The illness was obviously grave, as he was forced to resign his office as Serjeant-at-law: but Hart suggests that he must have recovered his reason, at least for a time, since he continued to practice at the Bar and attend the House of Commons.

In 1793, the year he first suffered his mental affliction, he voted against the Convention Act, which effectively put an end to the Irish Volunteers, in which he was a colonel. He also voted in favour of the Catholic Relief Act, the Irish equivalent of the UK Catholic Relief Act 1791, while arguing that the concessions granted to members of the Roman Catholic faith (the new rights included possession of the franchise, the right to join the legal profession, and the right of Catholic students to seek admission to the University of Dublin) should have been more generous. His "nations were born to assist nations" speech on the subject of tariffs in the Commons in February 1794 is considered one of his best, and suggests that he was then perfectly lucid.
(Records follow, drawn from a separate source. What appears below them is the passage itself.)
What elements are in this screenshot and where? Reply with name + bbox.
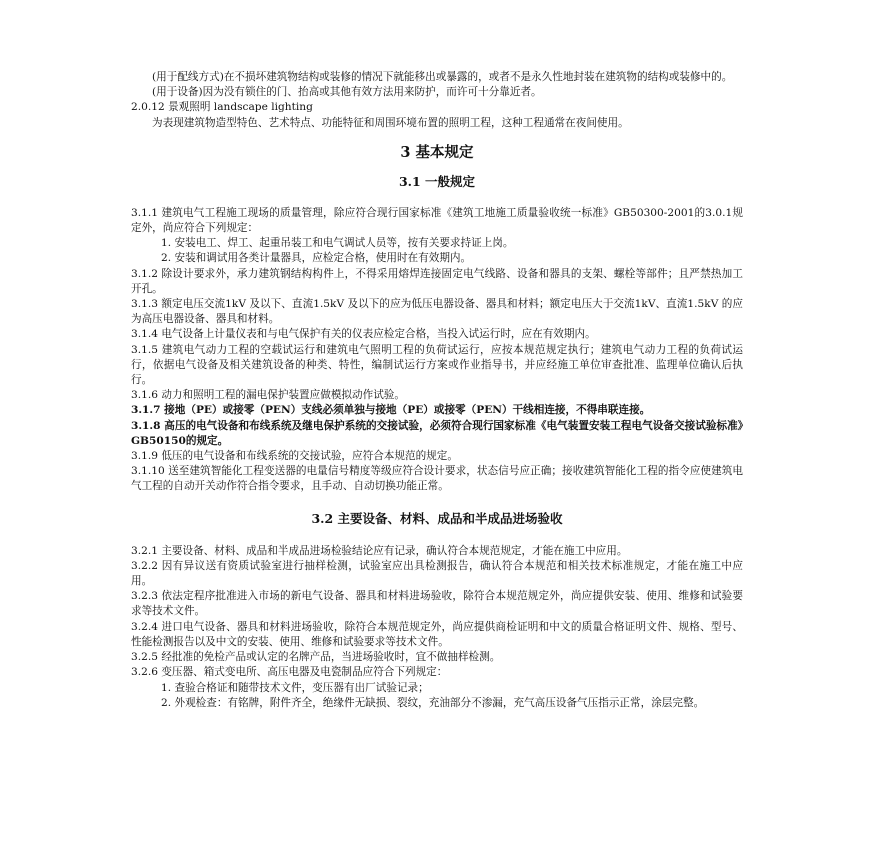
clause-3-2-5: 3.2.5 经批准的免检产品或认定的名牌产品，当进场验收时，宜不做抽样检测。: [131, 651, 501, 664]
clause-3-2-2: 3.2.2 因有异议送有资质试验室进行抽样检测，试验室应出具检测报告，确认符合本规范和相关技术标准规定，才能在施工中应用。: [131, 559, 743, 588]
clause-3-1-6: 3.1.6 动力和照明工程的漏电保护装置应做模拟动作试验。: [131, 389, 405, 402]
document-body: [131, 70, 743, 711]
clause-3-1-4: 3.1.4 电气设备上计量仪表和与电气保护有关的仪表应检定合格，当投入试运行时，应在有效期内。: [131, 328, 596, 341]
clause-3-2-4: 3.2.4 进口电气设备、器具和材料进场验收，除符合本规范规定外，尚应提供商检证明和中文的质量合格证明文件、规格、型号、性能检测报告以及中文的安装、使用、维修和试验要求等技术文件。: [131, 620, 743, 648]
clause-3-2-6-item-1: 1. 查验合格证和随带技术文件，变压器有出厂试验记录；: [161, 681, 429, 694]
term-2-0-12: 2.0.12 景观照明 landscape lighting: [131, 101, 313, 114]
clause-3-1-10: 3.1.10 送至建筑智能化工程变送器的电量信号精度等级应符合设计要求，状态信号应正确；接收建筑智能化工程的指令应使建筑电气工程的自动开关动作符合指令要求，且手动、自动切换功能正常。: [131, 465, 743, 493]
equipment-definition-paragraph: (用于设备)因为没有锁住的门、抬高或其他有效方法用来防护，而许可十分靠近者。: [152, 86, 542, 99]
section-3-2-title: 3.2 主要设备、材料、成品和半成品进场验收: [311, 510, 563, 526]
clause-3-1-7: 3.1.7 接地（PE）或接零（PEN）支线必须单独与接地（PE）或接零（PEN）干线相连接，不得串联连接。: [131, 404, 651, 417]
clause-3-1-1-item-2: 2. 安装和调试用各类计量器具，应检定合格，使用时在有效期内。: [161, 252, 472, 265]
clause-3-1-1: 3.1.1 建筑电气工程施工现场的质量管理，除应符合现行国家标准《建筑工地施工质量验收统一标准》GB50300-2001的3.0.1规定外，尚应符合下列规定：: [131, 206, 743, 235]
landscape-lighting-definition: 为表现建筑物造型特色、艺术特点、功能特征和周围环境布置的照明工程，这种工程通常在夜间使用。: [152, 116, 629, 129]
section-3-1-title: 3.1 一般规定: [398, 173, 476, 189]
clause-3-2-6: 3.2.6 变压器、箱式变电所、高压电器及电瓷制品应符合下列规定：: [131, 666, 448, 679]
wiring-definition-paragraph: (用于配线方式)在不损坏建筑物结构或装修的情况下就能移出或暴露的，或者不是永久性地封装在建筑物的结构或装修中的。: [152, 71, 733, 83]
clause-3-2-6-item-2: 2. 外观检查：有铭牌，附件齐全，绝缘件无缺损、裂纹，充油部分不渗漏，充气高压设备气压指示正常，涂层完整。: [161, 696, 705, 709]
clause-3-1-5: 3.1.5 建筑电气动力工程的空载试运行和建筑电气照明工程的负荷试运行，应按本规范规定执行；建筑电气动力工程的负荷试运行，依据电气设备及相关建筑设备的种类、特性，编制试运行方案或作业指导书，并应经施工单位审查批准、监理单位确认后执行。: [131, 343, 743, 387]
clause-3-1-3: 3.1.3 额定电压交流1kV 及以下、直流1.5kV 及以下的应为低压电器设备、器具和材料；额定电压大于交流1kV、直流1.5kV 的应为高压电器设备、器具和材料。: [131, 298, 743, 326]
chapter-title: 3 基本规定: [400, 143, 474, 161]
clause-3-2-1: 3.2.1 主要设备、材料、成品和半成品进场检验结论应有记录，确认符合本规范规定，才能在施工中应用。: [131, 544, 628, 557]
clause-3-1-9: 3.1.9 低压的电气设备和布线系统的交接试验，应符合本规范的规定。: [131, 450, 458, 463]
clause-3-1-2: 3.1.2 除设计要求外，承力建筑钢结构构件上，不得采用熔焊连接固定电气线路、设备和器具的支架、螺栓等部件；且严禁热加工开孔。: [131, 267, 743, 295]
clause-3-1-8: 3.1.8 高压的电气设备和布线系统及继电保护系统的交接试验，必须符合现行国家标准《电气装置安装工程电气设备交接试验标准》GB50150的规定。: [131, 419, 743, 447]
clause-3-1-1-item-1: 1. 安装电工、焊工、起重吊装工和电气调试人员等，按有关要求持证上岗。: [161, 237, 514, 250]
clause-3-2-3: 3.2.3 依法定程序批准进入市场的新电气设备、器具和材料进场验收，除符合本规范规定外，尚应提供安装、使用、维修和试验要求等技术文件。: [131, 590, 743, 618]
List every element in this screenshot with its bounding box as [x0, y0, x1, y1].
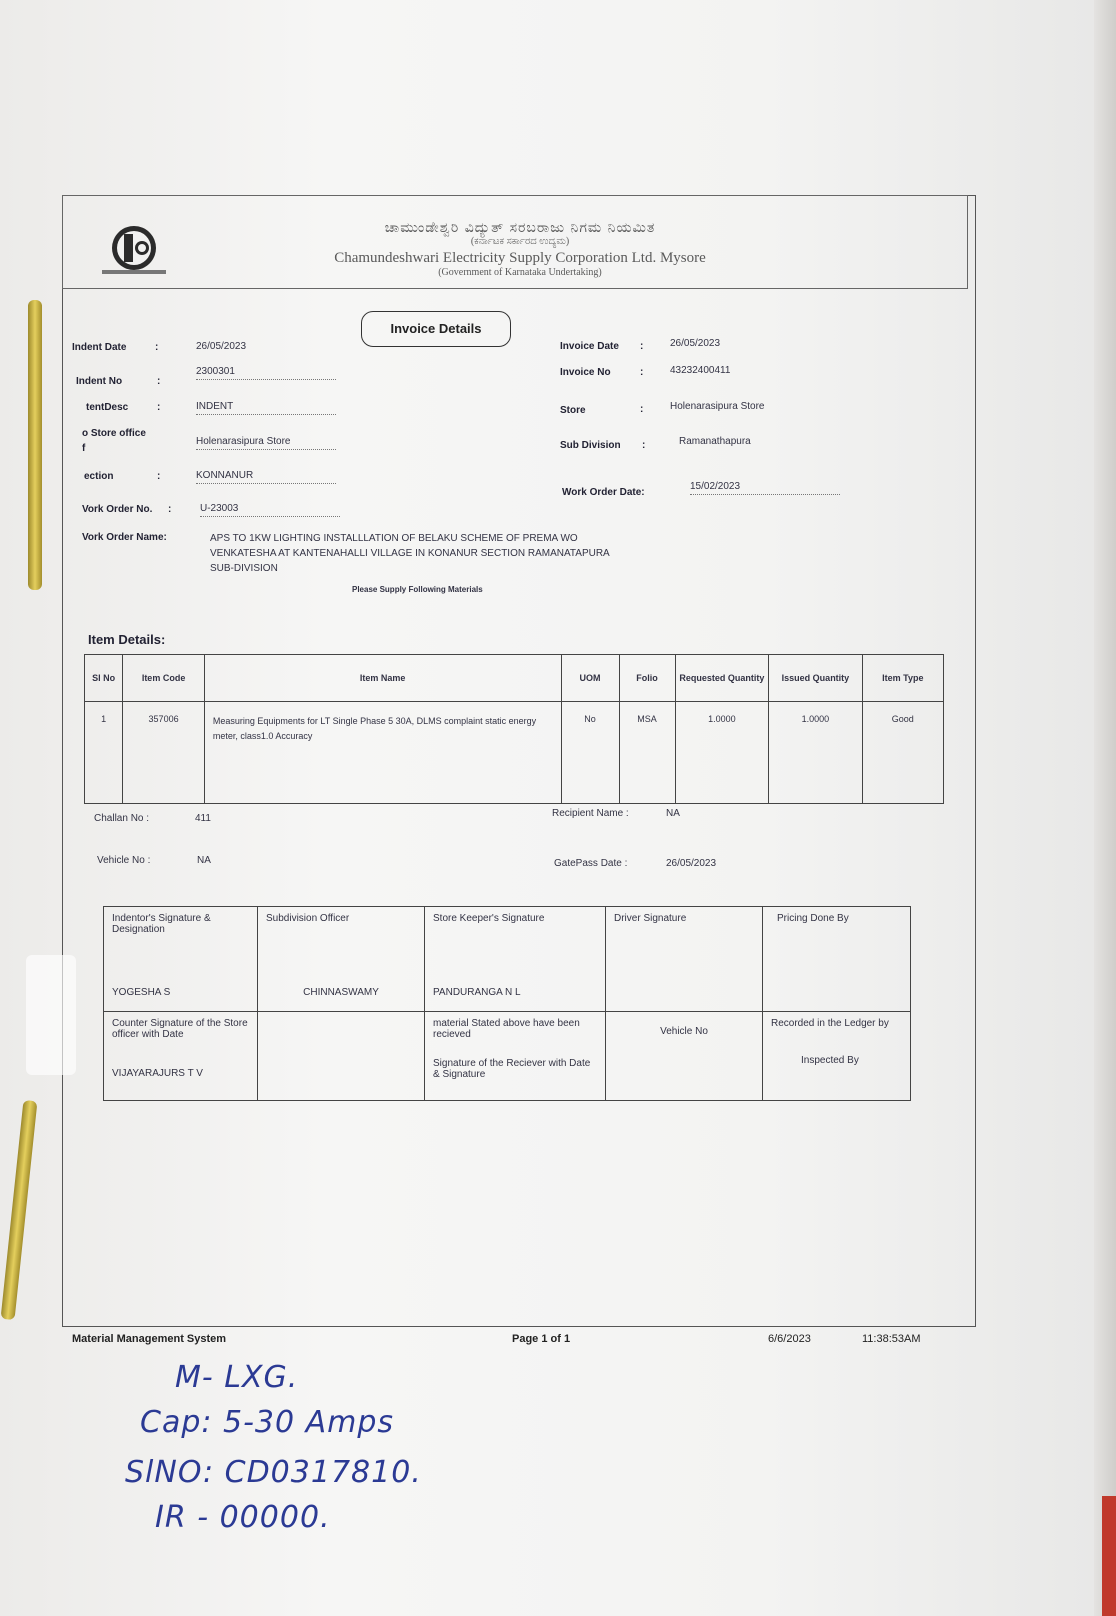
indentor-signature-label: Indentor's Signature & Designation: [104, 907, 258, 982]
pricing-done-by-label: Pricing Done By: [763, 907, 911, 982]
ledger-cell: [763, 1012, 911, 1101]
footer-time: 11:38:53AM: [862, 1333, 921, 1345]
cell-item-type: Good: [862, 702, 943, 804]
col-requested-qty: Requested Quantity: [675, 655, 769, 702]
indent-no-sep: :: [157, 376, 161, 387]
work-order-name: [210, 531, 610, 576]
challan-value: 411: [195, 813, 211, 824]
sig-row-counter: [104, 1012, 911, 1101]
store-office-label: o Store office: [82, 428, 146, 439]
cell-issued-qty: 1.0000: [769, 702, 862, 804]
cell-item-code: 357006: [123, 702, 205, 804]
counter-signature: [104, 1012, 258, 1101]
footer-date: 6/6/2023: [768, 1333, 811, 1345]
cell-sl-no: 1: [85, 702, 123, 804]
footer-system: Material Management System: [72, 1333, 227, 1345]
invoice-details-title: Invoice Details: [361, 311, 511, 347]
col-uom: UOM: [561, 655, 619, 702]
handwritten-ir: IR - 00000.: [155, 1500, 331, 1535]
col-item-code: Item Code: [123, 655, 205, 702]
cesc-logo: [98, 220, 170, 278]
gatepass-label: GatePass Date :: [554, 858, 628, 869]
vehicle-no-cell-label: Vehicle No: [606, 1012, 763, 1101]
handwritten-serial: SlNO: CD0317810.: [125, 1455, 422, 1490]
item-details-title: Item Details:: [88, 632, 166, 647]
col-item-type: Item Type: [862, 655, 943, 702]
work-order-date-label: Work Order Date:: [562, 487, 645, 498]
driver-name: [606, 981, 763, 1012]
col-sl-no: Sl No: [85, 655, 123, 702]
sub-division-label: Sub Division: [560, 440, 621, 451]
store-officer-name: VIJAYARAJURS T V: [112, 1068, 203, 1079]
pricing-name: [763, 981, 911, 1012]
indent-date-value: 26/05/2023: [196, 341, 247, 352]
org-sub-kannada: (ಕರ್ನಾಟಕ ಸರ್ಕಾರದ ಉದ್ಯಮ): [470, 236, 570, 247]
org-subtitle: (Government of Karnataka Undertaking): [438, 267, 602, 278]
handwritten-model: M- LXG.: [175, 1360, 299, 1395]
table-row: [85, 702, 944, 804]
store-keeper-name: PANDURANGA N L: [425, 981, 606, 1012]
receiver-cell: [425, 1012, 606, 1101]
sub-division-sep: :: [642, 440, 646, 451]
work-order-name-line-2: VENKATESHA AT KANTENAHALLI VILLAGE IN KONANUR SECTION RAMANATAPURA: [210, 548, 610, 559]
work-order-name-label: Vork Order Name:: [82, 532, 167, 543]
indent-date-sep: :: [155, 342, 159, 353]
indent-no-value: 2300301: [196, 366, 336, 380]
invoice-date-label: Invoice Date: [560, 341, 619, 352]
driver-signature-label: Driver Signature: [606, 907, 763, 982]
item-table: [84, 654, 944, 804]
invoice-date-value: 26/05/2023: [670, 338, 721, 349]
plastic-clip: [26, 955, 76, 1075]
vehicle-value: NA: [197, 855, 211, 866]
material-received-label: material Stated above have been recieved: [433, 1018, 580, 1040]
store-value: Holenarasipura Store: [670, 401, 765, 412]
work-order-no-label: Vork Order No.: [82, 504, 153, 515]
handwritten-capacity: Cap: 5-30 Amps: [140, 1405, 395, 1440]
binder-strip: [28, 300, 42, 590]
store-label: Store: [560, 405, 586, 416]
item-table-header-row: [85, 655, 944, 702]
recorded-in-ledger-label: Recorded in the Ledger by: [771, 1018, 889, 1029]
col-item-name: Item Name: [204, 655, 561, 702]
section-sep: :: [157, 471, 161, 482]
vehicle-label: Vehicle No :: [97, 855, 151, 866]
invoice-no-value: 43232400411: [670, 365, 731, 376]
store-sep: :: [640, 404, 644, 415]
indent-desc-value: INDENT: [196, 401, 336, 415]
indent-no-label: Indent No: [76, 376, 123, 387]
indentor-name: YOGESHA S: [104, 981, 258, 1012]
section-label: ection: [84, 471, 114, 482]
challan-label: Challan No :: [94, 813, 150, 824]
cell-folio: MSA: [619, 702, 675, 804]
subdivision-officer-name: CHINNASWAMY: [258, 981, 425, 1012]
signature-table: [103, 906, 911, 1101]
invoice-date-sep: :: [640, 341, 644, 352]
cell-item-name: Measuring Equipments for LT Single Phase 5 30A, DLMS complaint static energy meter, class1.0 Accuracy: [204, 702, 561, 804]
indent-desc-label: tentDesc: [86, 402, 129, 413]
org-name-kannada: ಚಾಮುಂಡೇಶ್ವರಿ ವಿದ್ಯುತ್ ಸರಬರಾಜು ನಿಗಮ ನಿಯಮಿತ: [384, 220, 656, 236]
work-order-date-value: 15/02/2023: [690, 481, 840, 495]
counter-signature-label: Counter Signature of the Store officer with Date: [112, 1018, 248, 1040]
receiver-signature-label: Signature of the Reciever with Date & Signature: [433, 1058, 591, 1080]
store-office-label-2: f: [82, 443, 86, 454]
work-order-name-line-1: APS TO 1KW LIGHTING INSTALLLATION OF BELAKU SCHEME OF PREMA WO: [210, 533, 578, 544]
invoice-no-sep: :: [640, 367, 644, 378]
work-order-name-line-3: SUB-DIVISION: [210, 563, 278, 574]
work-order-no-sep: :: [168, 504, 172, 515]
store-office-value: Holenarasipura Store: [196, 436, 336, 450]
store-keeper-signature-label: Store Keeper's Signature: [425, 907, 606, 982]
col-issued-qty: Issued Quantity: [769, 655, 862, 702]
work-order-no-value: U-23003: [200, 503, 340, 517]
recipient-value: NA: [666, 808, 680, 819]
counter-empty-cell: [258, 1012, 425, 1101]
letterhead: [240, 220, 800, 278]
cell-requested-qty: 1.0000: [675, 702, 769, 804]
paper-stack-edge: [1094, 0, 1116, 1616]
recipient-label: Recipient Name :: [552, 808, 629, 819]
col-folio: Folio: [619, 655, 675, 702]
inspected-by-label: Inspected By: [801, 1055, 859, 1066]
sub-division-value: Ramanathapura: [679, 436, 751, 447]
red-background: [1102, 1496, 1116, 1616]
supply-note: Please Supply Following Materials: [352, 585, 483, 594]
sig-row-names: [104, 981, 911, 1012]
subdivision-officer-label: Subdivision Officer: [258, 907, 425, 982]
invoice-no-label: Invoice No: [560, 367, 611, 378]
section-value: KONNANUR: [196, 470, 336, 484]
indent-desc-sep: :: [157, 402, 161, 413]
indent-date-label: Indent Date: [72, 342, 127, 353]
cell-uom: No: [561, 702, 619, 804]
org-name-english: Chamundeshwari Electricity Supply Corporation Ltd. Mysore: [334, 250, 706, 266]
sig-row-titles: [104, 907, 911, 982]
footer-page: Page 1 of 1: [512, 1333, 571, 1345]
gatepass-value: 26/05/2023: [666, 858, 717, 869]
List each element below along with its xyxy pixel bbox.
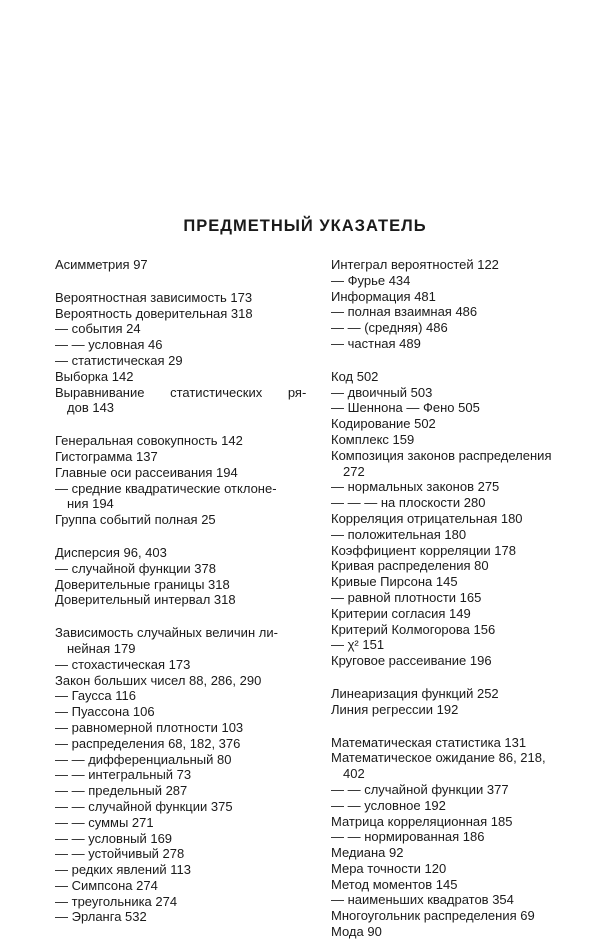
index-entry: Кодирование 502 bbox=[331, 416, 436, 432]
index-entry-continuation: дов 143 bbox=[67, 400, 115, 416]
index-entry: — события 24 bbox=[55, 321, 141, 337]
index-entry: Генеральная совокупность 142 bbox=[55, 433, 243, 449]
index-entry: — случайной функции 378 bbox=[55, 560, 216, 576]
index-entry: — — условная 46 bbox=[55, 337, 163, 353]
index-entry: Композиция законов распределения bbox=[331, 447, 552, 463]
index-entry: Линеаризация функций 252 bbox=[331, 685, 499, 701]
index-column-right bbox=[331, 257, 589, 940]
index-entry: — — (средняя) 486 bbox=[331, 320, 448, 336]
index-entry: Вероятностная зависимость 173 bbox=[55, 289, 253, 305]
index-entry: Асимметрия 97 bbox=[55, 257, 148, 272]
index-entry: Информация 481 bbox=[331, 288, 436, 304]
index-entry: — — дифференциальный 80 bbox=[55, 751, 232, 767]
index-entry-continuation: ния 194 bbox=[67, 496, 114, 512]
index-entry: Коэффициент корреляции 178 bbox=[331, 542, 516, 558]
index-entry: Гистограмма 137 bbox=[55, 448, 158, 464]
index-entry: Математическое ожидание 86, 218, bbox=[331, 750, 546, 766]
index-entry: Выборка 142 bbox=[55, 368, 134, 384]
index-entry: Мода 90 bbox=[331, 924, 382, 940]
index-entry: Медиана 92 bbox=[331, 845, 404, 861]
index-entry: Корреляция отрицательная 180 bbox=[331, 510, 523, 526]
index-entry: — статистическая 29 bbox=[55, 352, 183, 368]
index-column-left bbox=[55, 257, 305, 925]
index-entry: — редких явлений 113 bbox=[55, 862, 191, 878]
index-entry: Кривая распределения 80 bbox=[331, 558, 489, 574]
index-entry: — треугольника 274 bbox=[55, 893, 178, 909]
index-entry: Матрица корреляционная 185 bbox=[331, 813, 513, 829]
index-entry: Комплекс 159 bbox=[331, 431, 415, 447]
index-entry: Выравнивание статистических ря- bbox=[55, 384, 307, 400]
index-entry: Вероятность доверительная 318 bbox=[55, 305, 253, 321]
index-entry: — Шеннона — Фено 505 bbox=[331, 400, 480, 416]
index-entry: — распределения 68, 182, 376 bbox=[55, 735, 241, 751]
index-entry-continuation: 272 bbox=[343, 463, 365, 479]
index-entry: — — условное 192 bbox=[331, 797, 446, 813]
index-entry: Линия регрессии 192 bbox=[331, 701, 459, 717]
index-entry: Группа событий полная 25 bbox=[55, 512, 216, 528]
index-entry: Критерий Колмогорова 156 bbox=[331, 621, 496, 637]
index-entry: — положительная 180 bbox=[331, 526, 467, 542]
index-entry: — Пуассона 106 bbox=[55, 704, 155, 720]
index-entry: — — случайной функции 377 bbox=[331, 781, 509, 797]
index-entry: — наименьших квадратов 354 bbox=[331, 892, 514, 908]
index-entry: — полная взаимная 486 bbox=[331, 304, 478, 320]
index-entry: Главные оси рассеивания 194 bbox=[55, 464, 238, 480]
index-entry-continuation: 402 bbox=[343, 766, 365, 782]
index-entry: Зависимость случайных величин ли- bbox=[55, 625, 278, 641]
index-entry: Доверительный интервал 318 bbox=[55, 592, 236, 608]
index-entry: — Фурье 434 bbox=[331, 272, 411, 288]
index-entry-continuation: нейная 179 bbox=[67, 640, 136, 656]
index-entry: — нормальных законов 275 bbox=[331, 479, 500, 495]
index-entry: Мера точности 120 bbox=[331, 860, 447, 876]
index-entry: Математическая статистика 131 bbox=[331, 734, 527, 750]
index-entry: Кривые Пирсона 145 bbox=[331, 574, 458, 590]
index-entry: Доверительные границы 318 bbox=[55, 576, 230, 592]
index-entry: Закон больших чисел 88, 286, 290 bbox=[55, 672, 262, 688]
index-entry: — — случайной функции 375 bbox=[55, 798, 233, 814]
index-entry: — — суммы 271 bbox=[55, 814, 154, 830]
index-entry: Многоугольник распределения 69 bbox=[331, 908, 535, 924]
index-entry: — равной плотности 165 bbox=[331, 589, 482, 605]
index-entry: — частная 489 bbox=[331, 335, 421, 351]
index-entry: — — предельный 287 bbox=[55, 783, 188, 799]
index-entry: Код 502 bbox=[331, 368, 379, 384]
index-entry: — Гаусса 116 bbox=[55, 688, 136, 704]
index-entry: Метод моментов 145 bbox=[331, 876, 458, 892]
index-entry: Дисперсия 96, 403 bbox=[55, 544, 167, 560]
index-entry: — Эрланга 532 bbox=[55, 909, 147, 925]
index-entry: Интеграл вероятностей 122 bbox=[331, 257, 499, 272]
index-entry: Критерии согласия 149 bbox=[331, 605, 471, 621]
page-title: ПРЕДМЕТНЫЙ УКАЗАТЕЛЬ bbox=[183, 217, 427, 235]
index-entry: — двоичный 503 bbox=[331, 384, 433, 400]
index-entry: — равномерной плотности 103 bbox=[55, 719, 244, 735]
index-entry: Круговое рассеивание 196 bbox=[331, 653, 492, 669]
index-entry: — стохастическая 173 bbox=[55, 656, 191, 672]
index-entry: — — устойчивый 278 bbox=[55, 846, 185, 862]
index-entry: — — условный 169 bbox=[55, 830, 173, 846]
index-entry: — Симпсона 274 bbox=[55, 877, 158, 893]
index-entry: — — — на плоскости 280 bbox=[331, 495, 486, 511]
index-entry: — — нормированная 186 bbox=[331, 829, 485, 845]
index-entry: — средние квадратические отклоне- bbox=[55, 480, 277, 496]
index-entry: — — интегральный 73 bbox=[55, 767, 192, 783]
index-entry: — χ² 151 bbox=[331, 637, 385, 653]
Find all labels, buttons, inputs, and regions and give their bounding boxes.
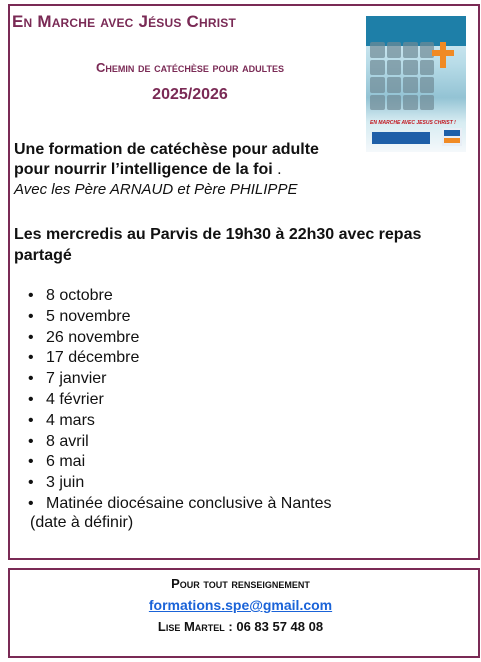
- contact-heading: Pour tout renseignement: [171, 576, 310, 591]
- diocese-logo-icon: [442, 128, 462, 146]
- cover-text-band: [372, 132, 430, 144]
- school-year: 2025/2026: [152, 86, 228, 103]
- intro-line-2: pour nourrir l’intelligence de la foi: [14, 161, 273, 178]
- list-item: • 8 octobre: [28, 286, 332, 307]
- priests-line: Avec les Père ARNAUD et Père PHILIPPE: [14, 181, 298, 198]
- list-item: • Matinée diocésaine conclusive à Nantes: [28, 494, 332, 515]
- page-title: En Marche avec Jésus Christ: [12, 12, 236, 31]
- dates-list: [28, 286, 332, 515]
- contact-email-link[interactable]: formations.spe@gmail.com: [148, 597, 333, 613]
- list-item: • 3 juin: [28, 473, 332, 494]
- book-cover-image: [366, 16, 466, 152]
- list-item: • 6 mai: [28, 452, 332, 473]
- intro-text: [14, 140, 364, 180]
- list-item: • 7 janvier: [28, 369, 332, 390]
- date-note: (date à définir): [30, 514, 134, 531]
- contact-name-phone: Lise Martel : 06 83 57 48 08: [157, 619, 324, 634]
- list-item: • 26 novembre: [28, 328, 332, 349]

He was spoken of as a possible defence counsel for the United Irishman William Drennan, who was charged with seditious libel in 1794. His speech on a possible peace treaty with France the following year attracted a good deal of attention and was later published. Although he was no longer an MP and took little part in public life after 1797, he is said to have eloquently opposed the Act of Union 1800. He was still well enough to attend the Carlow assizes in 1800.

==Death==
One account of Duquerry's affliction described him, like Jonathan Swift, as "dying from the head down": this suggests a slow descent into incurable mental illness. After 1797 very little is known of his life, and he ceased to play any part in public affairs. Sometime after 1800 he retired to Bath, presumably in hope of a cure, and died there in June 1804.

He had at least one son and one daughter.